Hommage à Jeanne Moreau
On la voyait peu à l’écran ces derniers temps et pourtant, on ne peut mesurer ce qu’elle a apporté au théâtre d’abord qu’elle pratique en cachette de ses parents. Elle jouera pour Cocteau et Jean Vilar qu’elle aidera à créer Le Festival d’Avignon. Puis, dans les années 50, viendra le cinéma. Il faudra pourtant attendre Ascenseur pour l’échafaud de Louis Malle où elle joue aux côtés de Miles Davis pour prendre sa place dans le cinéma français. Suivront Roger Vadim, Truffaut, Antonioni, Orson Welles, Jacques Demy, Bunuel, Fassbinder, André Téchiné, Elia Kazan. La liste des réalisateurs à qui elle a prêté son visage et sa voix si particulière est interminable. Une revanche pour celle dont le physique était jugé trop atypique au début de sa carrière. Un physique qui fera pourtant succomber acteurs et réalisateurs, à l’écran comme à la ville. « J’ai séduit beaucoup d’hommes. J’ai toujours été vers des hommes qui avaient du talent. Je n’ai pas eu des amants pour avoir des amants », confiait-elle en 2012.
Si on connaît sa passion pour le cinéma, on parle beaucoup moins de sa place d’icône mode. Sa relation la plus sulfureuse, et sans doute la plus incomprise, a été avec Pierre Cardin, styliste phare des années 60 et homosexuel assumé. Une passion qui durera cinq ans et fera de Cardin le couturier privilégié de l’actrice, qui laissa au placard les toilettes Chanel qu’elle portait depuis des années. « À partir d’Eva, pour une quinzaine de films et plus de dix ans, Jeanne aura choisi des vêtements portant la griffe de Cardin. On la disait sa muse, son égérie », écrit jean Claude Moireau dans sa biographie Jeanne Moreau, l’insoumise. Son rapport au vêtement est tel qu’elle reçoit à Los Angeles en 1966 un « Oscar de l’élégance », reconnaissant qu’elle est la femme la mieux habillée du monde. Lorsque l’on parle d’elle et de mode, on tombe forcément sur cette anecdote mythique où lors du Festival de Cannes, elle est sortie d’une Rolls noire portant un costume blanc de Pierre Cardin. Le magazine France Roche précisait alors : « pour un jour et demi de présence, elle avait apporté dix robes, quatorze paires de chaussures, quinze serre-tête et une demi-douzaine de sacs assortis ».

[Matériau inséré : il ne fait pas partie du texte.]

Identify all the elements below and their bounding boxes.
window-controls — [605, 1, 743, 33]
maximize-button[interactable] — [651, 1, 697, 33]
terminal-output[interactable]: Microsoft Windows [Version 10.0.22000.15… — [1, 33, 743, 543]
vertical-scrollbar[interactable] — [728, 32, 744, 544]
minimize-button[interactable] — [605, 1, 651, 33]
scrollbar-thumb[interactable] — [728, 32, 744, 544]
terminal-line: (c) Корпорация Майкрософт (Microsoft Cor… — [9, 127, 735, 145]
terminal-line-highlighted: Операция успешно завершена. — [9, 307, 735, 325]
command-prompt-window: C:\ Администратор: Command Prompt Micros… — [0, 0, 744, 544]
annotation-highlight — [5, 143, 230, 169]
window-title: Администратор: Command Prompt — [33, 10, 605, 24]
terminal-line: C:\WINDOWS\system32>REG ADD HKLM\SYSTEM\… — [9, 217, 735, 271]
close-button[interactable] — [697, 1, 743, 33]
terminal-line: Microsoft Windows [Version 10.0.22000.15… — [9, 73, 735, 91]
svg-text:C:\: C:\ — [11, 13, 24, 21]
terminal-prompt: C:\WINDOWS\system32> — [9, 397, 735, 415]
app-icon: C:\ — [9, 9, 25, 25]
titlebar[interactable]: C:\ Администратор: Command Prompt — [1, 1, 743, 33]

Excessif sans doute, mais un reflet parfait de son insoumission, de sa volonté de ne faire que ce dont elle a envie. De performer Jeanne en public pour mieux être Jeanne en privé. « Elle comprend une robe. Quand elle la met sur le dos, elle prend aussitôt la démarche, le style qui conviennent : c’est plus rare qu’on ne le croit, même chez les comédiennes », avait déclaré Cardin. On parle d’une époque où il était impossible de séparer le style d’une actrice à l’écran de celui qu’elle porte a dehors. Comme cette gavroche en tweed portée dans Jules & Jim dont elle lancera la mode au début des années 60. De par son style et son cinéma, Jeanne Moreau restera non seulement une actrice émérite, mais aussi la représentation d’une féminité libre et d’une séduction assumée, clope au bec. Nombreux furent ses détracteurs, récemment encore ressortait des termes comme « croqueuse d’hommes » et « mauvaise mère » dans la presse à scandale. « On ne peut pas essayer de faire de soi un instrument un peu rare et être asservi aux autres », répond-elle alors. Insoumise et audacieuse, Jeanne Moreau est un des nombreux exemples de femmes dont on aurait bien besoin de voir peupler les imaginaires.